ちなみにフィリー・ジョーはハードバップのドラミングより一歩進んだスタイルになっているんですが、本質は独自のクッションを失っていないという素晴らしさ! ここでのドラムソロはヤケクソ寸前の潔さで、見事に場を盛り上げています。
B-1 Chop Suey
これまた恐いフィリー・ジョーのシンバルワークが最高のイントロとなってスタートする爆裂演奏です。それは当時の流行だったアフロ系のモード曲なんですが、意外に親しみ易いテーマメロディが憎めません。
しかしアドリブパートは、またまた猛烈な勢いでブッ飛ばしです。
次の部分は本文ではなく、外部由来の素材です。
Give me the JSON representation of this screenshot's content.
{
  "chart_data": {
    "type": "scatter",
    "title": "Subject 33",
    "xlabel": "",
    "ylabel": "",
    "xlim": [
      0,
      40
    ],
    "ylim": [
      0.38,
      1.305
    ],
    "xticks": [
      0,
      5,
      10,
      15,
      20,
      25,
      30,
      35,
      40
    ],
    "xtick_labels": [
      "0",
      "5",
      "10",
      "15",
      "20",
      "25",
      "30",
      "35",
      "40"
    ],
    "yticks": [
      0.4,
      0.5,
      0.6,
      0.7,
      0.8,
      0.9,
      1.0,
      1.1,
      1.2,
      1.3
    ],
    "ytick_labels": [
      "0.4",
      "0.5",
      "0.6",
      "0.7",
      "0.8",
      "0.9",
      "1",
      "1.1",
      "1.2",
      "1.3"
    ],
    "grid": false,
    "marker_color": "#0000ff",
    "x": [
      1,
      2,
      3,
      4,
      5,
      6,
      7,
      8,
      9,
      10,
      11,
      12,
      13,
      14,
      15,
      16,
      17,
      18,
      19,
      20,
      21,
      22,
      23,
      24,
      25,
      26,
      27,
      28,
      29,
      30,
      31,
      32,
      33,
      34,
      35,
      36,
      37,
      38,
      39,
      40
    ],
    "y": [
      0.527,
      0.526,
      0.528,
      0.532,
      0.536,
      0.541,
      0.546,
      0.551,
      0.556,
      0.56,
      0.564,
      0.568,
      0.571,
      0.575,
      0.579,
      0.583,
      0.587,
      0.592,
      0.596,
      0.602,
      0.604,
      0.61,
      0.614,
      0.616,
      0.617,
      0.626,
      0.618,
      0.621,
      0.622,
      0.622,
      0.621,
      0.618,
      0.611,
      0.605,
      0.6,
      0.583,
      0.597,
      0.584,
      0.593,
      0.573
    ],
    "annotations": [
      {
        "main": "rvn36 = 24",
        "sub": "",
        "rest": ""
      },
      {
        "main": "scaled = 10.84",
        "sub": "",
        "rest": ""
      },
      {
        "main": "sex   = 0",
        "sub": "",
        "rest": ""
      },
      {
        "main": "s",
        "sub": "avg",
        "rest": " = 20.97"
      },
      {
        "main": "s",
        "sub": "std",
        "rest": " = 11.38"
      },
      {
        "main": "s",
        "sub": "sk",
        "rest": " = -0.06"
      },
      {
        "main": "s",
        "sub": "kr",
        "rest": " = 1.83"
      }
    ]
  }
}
なにしろヨアヒム・キューンの指が動いて止まらず、楽想が泉のように湧きあがってくる様子が、見事に録音されています。あぁ~~、こんなアドリブ、ありですかぁ~~。
するとスライド・ハンプトンが、全く疲れ知らずの全力疾走! それを支えるベースとドラムスが痛快過ぎる4ビートを送り出しているあたりにも、心底、シビレます♪
B-2 Lament
先輩のJ.J.ジョンソンが書いた哀愁の名曲に敢然と挑んだという、勇気ある演奏です。
しかしヨアヒム・キューンは、相変わらず既成の伴奏から逸脱し、好き勝手にやっているんですねぇ~。これにはフィリー・ジョーも苦笑いというか、必死にビートを維持していく様が微笑ましく、ニールス・ペデルセンが両者を取持つ感じです。
肝心のスライド・ハンプトンは、リズム隊の熱気に押され気味とは言え、独自の歌心を大切にしていると思います。
B-3 Impossible Waltz
オーラスはタイトルどおりにワルツテンポなんですが、フィリー・ジョーのドラミングが強烈に自己主張していますから、演奏は和みを排除して、烈しい方向へ!
う~ん、それにしても、このリズム隊は強力過ぎて……。こんなに先鋭的なフィリー・ジョーには、ちょっと既成概念を覆されるほどです。またヨアヒム・キューンの我侭なピアノにも眩暈を誘発させられますねぇ~。
突如としてブチ切れで終わる演奏が、かえって潔い感じです。
ということで、アルバム丸ごとが烈しく盛り上がった内容ですから、ジャズ喫茶の大音量で聴けば、必ずや悶絶されるでしょう。心地良い疲労感も保証付き♪
こういう遠慮の無い作品も、ジャズには必要だと痛感しています。